River Oaks, an apartment management business originally based entirely in Louisiana, expanded into Mississippi in 2011. It had a workers comp policy with Bridgefield Insurance, which provided “Other States” coverage for Mississippi if River Oaks notified Bridgefield of activity there. After an employee’s injury in Mississippi, Bridgefield denied coverage for failure to comply with this notice requirement. Bridgefield Casualty Ins. Co. v. River Oaks Management, Inc., No. 13-31077 (Oct. 27, 2014, unpublished).
Bridgefiled won the coverage dispute in district court, and the Fifth Circuit agreed that: (1) the provision was not ambiguous; (2) the provision was a condition precedent to coverage, so Bridgefield did not have to show prejudice from the lack of notice; and (3) for similar reasons, the provision did not implicate the Louisiana “anti-technical” statutes.

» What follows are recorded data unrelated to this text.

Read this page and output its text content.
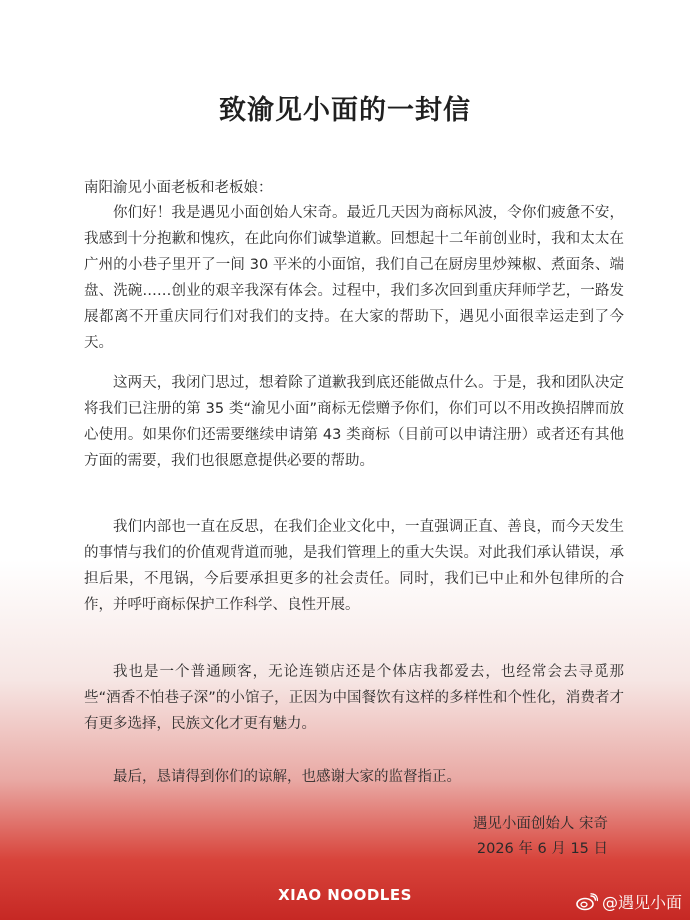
致渝见小面的一封信
南阳渝见小面老板和老板娘：

你们好！我是遇见小面创始人宋奇。最近几天因为商标风波，令你们疲惫不安，我感到十分抱歉和愧疚，在此向你们诚挚道歉。回想起十二年前创业时，我和太太在广州的小巷子里开了一间 30 平米的小面馆，我们自己在厨房里炒辣椒、煮面条、端盘、洗碗……创业的艰辛我深有体会。过程中，我们多次回到重庆拜师学艺，一路发展都离不开重庆同行们对我们的支持。在大家的帮助下，遇见小面很幸运走到了今天。

这两天，我闭门思过，想着除了道歉我到底还能做点什么。于是，我和团队决定将我们已注册的第 35 类“渝见小面”商标无偿赠予你们，你们可以不用改换招牌而放心使用。如果你们还需要继续申请第 43 类商标（目前可以申请注册）或者还有其他方面的需要，我们也很愿意提供必要的帮助。

我们内部也一直在反思，在我们企业文化中，一直强调正直、善良，而今天发生的事情与我们的价值观背道而驰，是我们管理上的重大失误。对此我们承认错误，承担后果，不甩锅，今后要承担更多的社会责任。同时，我们已中止和外包律所的合作，并呼吁商标保护工作科学、良性开展。

我也是一个普通顾客，无论连锁店还是个体店我都爱去，也经常会去寻觅那些“酒香不怕巷子深”的小馆子，正因为中国餐饮有这样的多样性和个性化，消费者才有更多选择，民族文化才更有魅力。

最后，恳请得到你们的谅解，也感谢大家的监督指正。

遇见小面创始人 宋奇
2026 年 6 月 15 日
XIAO NOODLES	@遇见小面
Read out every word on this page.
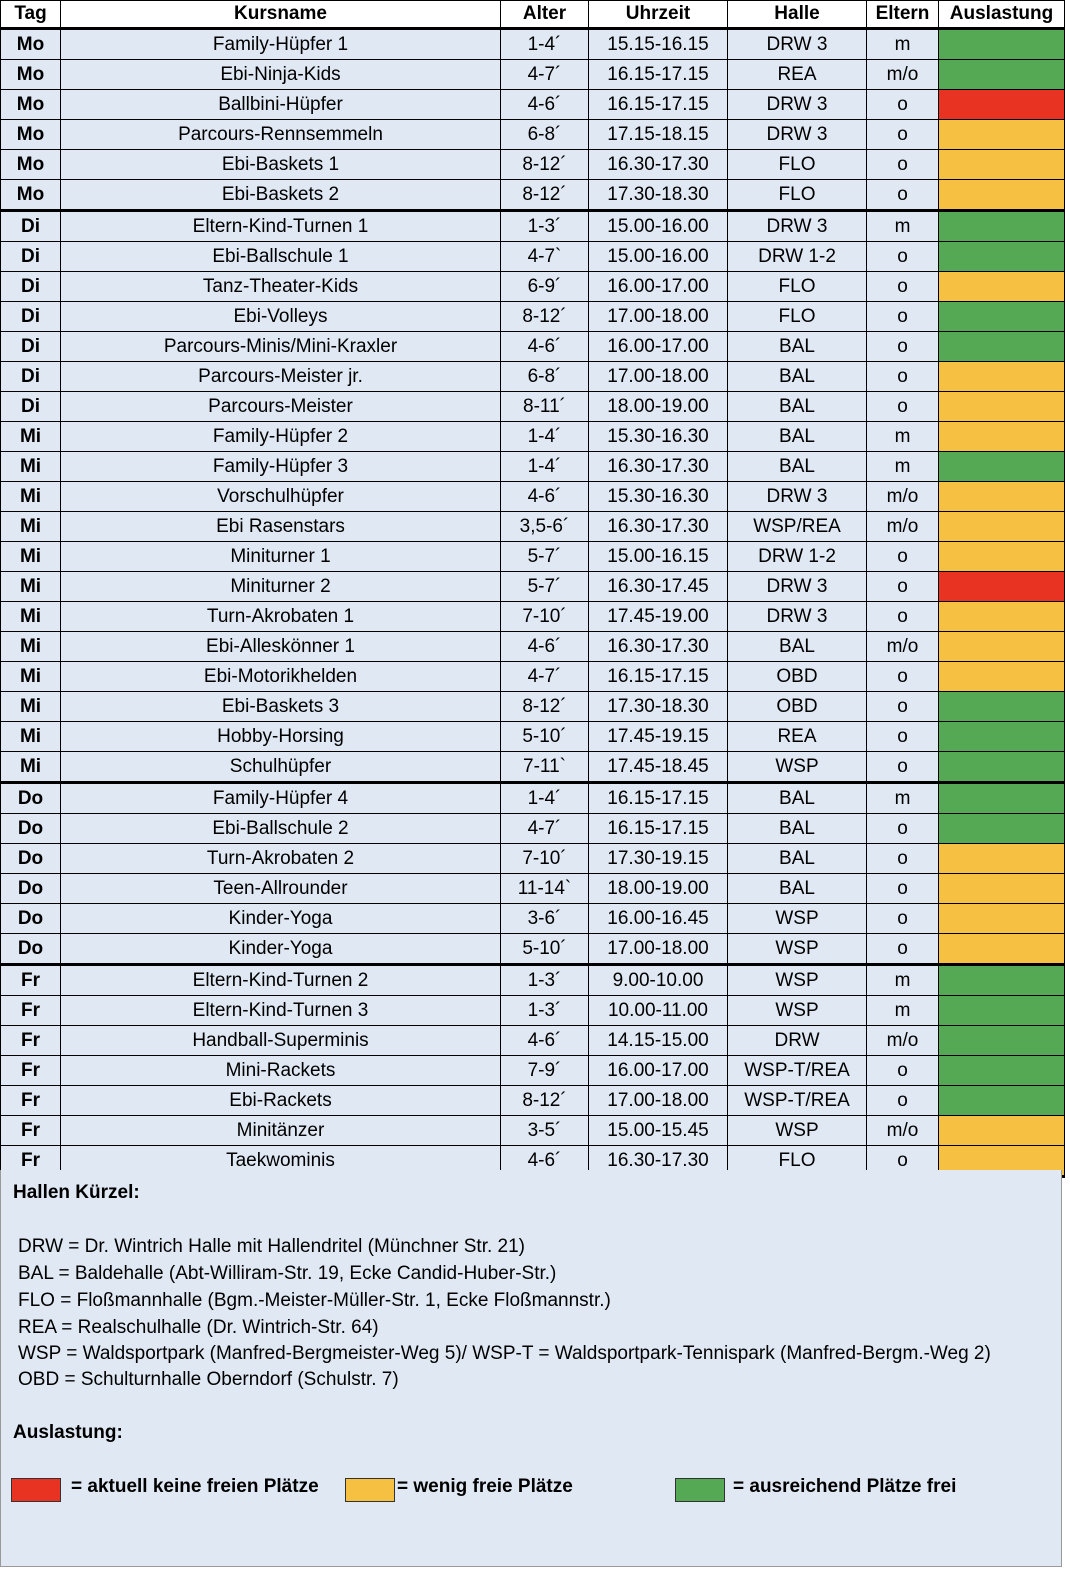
Tag	Kursname	Alter	Uhrzeit	Halle	Eltern	Auslastung
Mo	Family-Hüpfer 1	1-4´	15.15-16.15	DRW 3	m	
Mo	Ebi-Ninja-Kids	4-7´	16.15-17.15	REA	m/o	
Mo	Ballbini-Hüpfer	4-6´	16.15-17.15	DRW 3	o	
Mo	Parcours-Rennsemmeln	6-8´	17.15-18.15	DRW 3	o	
Mo	Ebi-Baskets 1	8-12´	16.30-17.30	FLO	o	
Mo	Ebi-Baskets 2	8-12´	17.30-18.30	FLO	o	
Di	Eltern-Kind-Turnen 1	1-3´	15.00-16.00	DRW 3	m	
Di	Ebi-Ballschule 1	4-7`	15.00-16.00	DRW 1-2	o	
Di	Tanz-Theater-Kids	6-9´	16.00-17.00	FLO	o	
Di	Ebi-Volleys	8-12´	17.00-18.00	FLO	o	
Di	Parcours-Minis/Mini-Kraxler	4-6´	16.00-17.00	BAL	o	
Di	Parcours-Meister jr.	6-8´	17.00-18.00	BAL	o	
Di	Parcours-Meister	8-11´	18.00-19.00	BAL	o	
Mi	Family-Hüpfer 2	1-4´	15.30-16.30	BAL	m	
Mi	Family-Hüpfer 3	1-4´	16.30-17.30	BAL	m	
Mi	Vorschulhüpfer	4-6´	15.30-16.30	DRW 3	m/o	
Mi	Ebi Rasenstars	3,5-6´	16.30-17.30	WSP/REA	m/o	
Mi	Miniturner 1	5-7´	15.00-16.15	DRW 1-2	o	
Mi	Miniturner 2	5-7´	16.30-17.45	DRW 3	o	
Mi	Turn-Akrobaten 1	7-10´	17.45-19.00	DRW 3	o	
Mi	Ebi-Alleskönner 1	4-6´	16.30-17.30	BAL	m/o	
Mi	Ebi-Motorikhelden	4-7´	16.15-17.15	OBD	o	
Mi	Ebi-Baskets 3	8-12´	17.30-18.30	OBD	o	
Mi	Hobby-Horsing	5-10´	17.45-19.15	REA	o	
Mi	Schulhüpfer	7-11`	17.45-18.45	WSP	o	
Do	Family-Hüpfer 4	1-4´	16.15-17.15	BAL	m	
Do	Ebi-Ballschule 2	4-7´	16.15-17.15	BAL	o	
Do	Turn-Akrobaten 2	7-10´	17.30-19.15	BAL	o	
Do	Teen-Allrounder	11-14`	18.00-19.00	BAL	o	
Do	Kinder-Yoga	3-6´	16.00-16.45	WSP	o	
Do	Kinder-Yoga	5-10´	17.00-18.00	WSP	o	
Fr	Eltern-Kind-Turnen 2	1-3´	9.00-10.00	WSP	m	
Fr	Eltern-Kind-Turnen 3	1-3´	10.00-11.00	WSP	m	
Fr	Handball-Superminis	4-6´	14.15-15.00	DRW	m/o	
Fr	Mini-Rackets	7-9´	16.00-17.00	WSP-T/REA	o	
Fr	Ebi-Rackets	8-12´	17.00-18.00	WSP-T/REA	o	
Fr	Minitänzer	3-5´	15.00-15.45	WSP	m/o	
Fr	Taekwominis	4-6´	16.30-17.30	FLO	o	
Hallen Kürzel:
DRW = Dr. Wintrich Halle mit Hallendritel (Münchner Str. 21)
BAL = Baldehalle (Abt-Williram-Str. 19, Ecke Candid-Huber-Str.)
FLO = Floßmannhalle (Bgm.-Meister-Müller-Str. 1, Ecke Floßmannstr.)
REA = Realschulhalle (Dr. Wintrich-Str. 64)
WSP = Waldsportpark (Manfred-Bergmeister-Weg 5)/ WSP-T = Waldsportpark-Tennispark (Manfred-Bergm.-Weg 2)
OBD = Schulturnhalle Oberndorf (Schulstr. 7)
Auslastung:
= aktuell keine freien Plätze	= wenig freie Plätze	= ausreichend Plätze frei
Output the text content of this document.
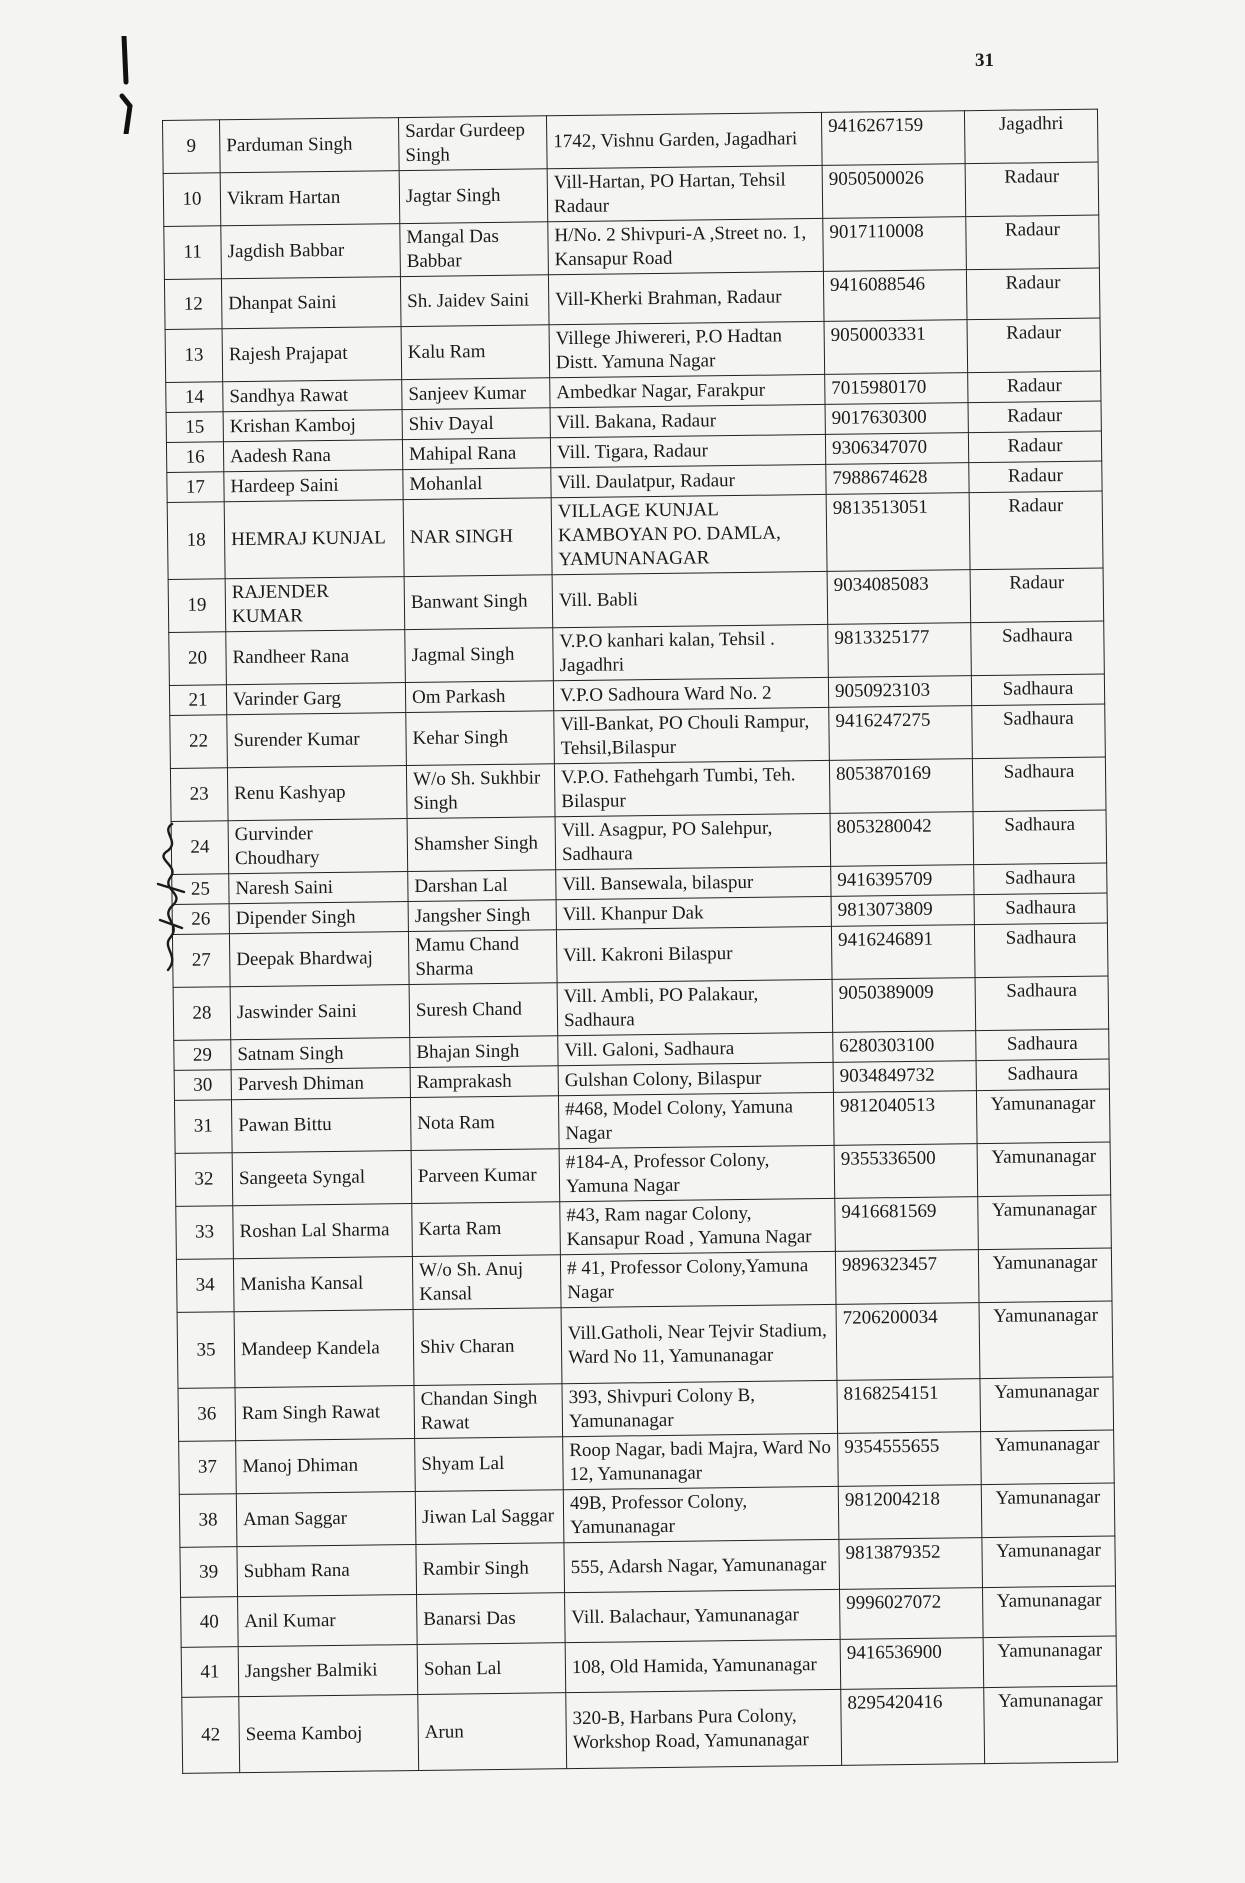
31
9	Parduman Singh	Sardar Gurdeep Singh	1742, Vishnu Garden, Jagadhari	9416267159	Jagadhri
10	Vikram Hartan	Jagtar Singh	Vill-Hartan, PO Hartan, Tehsil Radaur	9050500026	Radaur
11	Jagdish Babbar	Mangal Das Babbar	H/No. 2 Shivpuri-A ,Street no. 1, Kansapur Road	9017110008	Radaur
12	Dhanpat Saini	Sh. Jaidev Saini	Vill-Kherki Brahman, Radaur	9416088546	Radaur
13	Rajesh Prajapat	Kalu Ram	Villege Jhiwereri, P.O Hadtan Distt. Yamuna Nagar	9050003331	Radaur
14	Sandhya Rawat	Sanjeev Kumar	Ambedkar Nagar, Farakpur	7015980170	Radaur
15	Krishan Kamboj	Shiv Dayal	Vill. Bakana, Radaur	9017630300	Radaur
16	Aadesh Rana	Mahipal Rana	Vill. Tigara, Radaur	9306347070	Radaur
17	Hardeep Saini	Mohanlal	Vill. Daulatpur, Radaur	7988674628	Radaur
18	HEMRAJ KUNJAL	NAR SINGH	VILLAGE KUNJAL KAMBOYAN PO. DAMLA, YAMUNANAGAR	9813513051	Radaur
19	RAJENDER KUMAR	Banwant Singh	Vill. Babli	9034085083	Radaur
20	Randheer Rana	Jagmal Singh	V.P.O kanhari kalan, Tehsil . Jagadhri	9813325177	Sadhaura
21	Varinder Garg	Om Parkash	V.P.O Sadhoura Ward No. 2	9050923103	Sadhaura
22	Surender Kumar	Kehar Singh	Vill-Bankat, PO Chouli Rampur, Tehsil,Bilaspur	9416247275	Sadhaura
23	Renu Kashyap	W/o Sh. Sukhbir Singh	V.P.O. Fathehgarh Tumbi, Teh. Bilaspur	8053870169	Sadhaura
24	Gurvinder Choudhary	Shamsher Singh	Vill. Asagpur, PO Salehpur, Sadhaura	8053280042	Sadhaura
25	Naresh Saini	Darshan Lal	Vill. Bansewala, bilaspur	9416395709	Sadhaura
26	Dipender Singh	Jangsher Singh	Vill. Khanpur Dak	9813073809	Sadhaura
27	Deepak Bhardwaj	Mamu Chand Sharma	Vill. Kakroni Bilaspur	9416246891	Sadhaura
28	Jaswinder Saini	Suresh Chand	Vill. Ambli, PO Palakaur, Sadhaura	9050389009	Sadhaura
29	Satnam Singh	Bhajan Singh	Vill. Galoni, Sadhaura	6280303100	Sadhaura
30	Parvesh Dhiman	Ramprakash	Gulshan Colony, Bilaspur	9034849732	Sadhaura
31	Pawan Bittu	Nota Ram	#468, Model Colony, Yamuna Nagar	9812040513	Yamunanagar
32	Sangeeta Syngal	Parveen Kumar	#184-A, Professor Colony, Yamuna Nagar	9355336500	Yamunanagar
33	Roshan Lal Sharma	Karta Ram	#43, Ram nagar Colony, Kansapur Road , Yamuna Nagar	9416681569	Yamunanagar
34	Manisha Kansal	W/o Sh. Anuj Kansal	# 41, Professor Colony,Yamuna Nagar	9896323457	Yamunanagar
35	Mandeep Kandela	Shiv Charan	Vill.Gatholi, Near Tejvir Stadium, Ward No 11, Yamunanagar	7206200034	Yamunanagar
36	Ram Singh Rawat	Chandan Singh Rawat	393, Shivpuri Colony B, Yamunanagar	8168254151	Yamunanagar
37	Manoj Dhiman	Shyam Lal	Roop Nagar, badi Majra, Ward No 12, Yamunanagar	9354555655	Yamunanagar
38	Aman Saggar	Jiwan Lal Saggar	49B, Professor Colony, Yamunanagar	9812004218	Yamunanagar
39	Subham Rana	Rambir Singh	555, Adarsh Nagar, Yamunanagar	9813879352	Yamunanagar
40	Anil Kumar	Banarsi Das	Vill. Balachaur, Yamunanagar	9996027072	Yamunanagar
41	Jangsher Balmiki	Sohan Lal	108, Old Hamida, Yamunanagar	9416536900	Yamunanagar
42	Seema Kamboj	Arun	320-B, Harbans Pura Colony, Workshop Road, Yamunanagar	8295420416	Yamunanagar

But, the Court found a material fact issue and reversed — agreeing with the district court that there was a factual dispute about whether an audit by Bridgefield put it on notice of the Mississippi activity (and accepted payments after that time), the Court disagreed with the district court’s conclusion that the dispute was not material: “An insurer may waive a provision that falls short of granting it the right to cancel the entire policy, such as the exclusion-of-coverage provision at issue here.”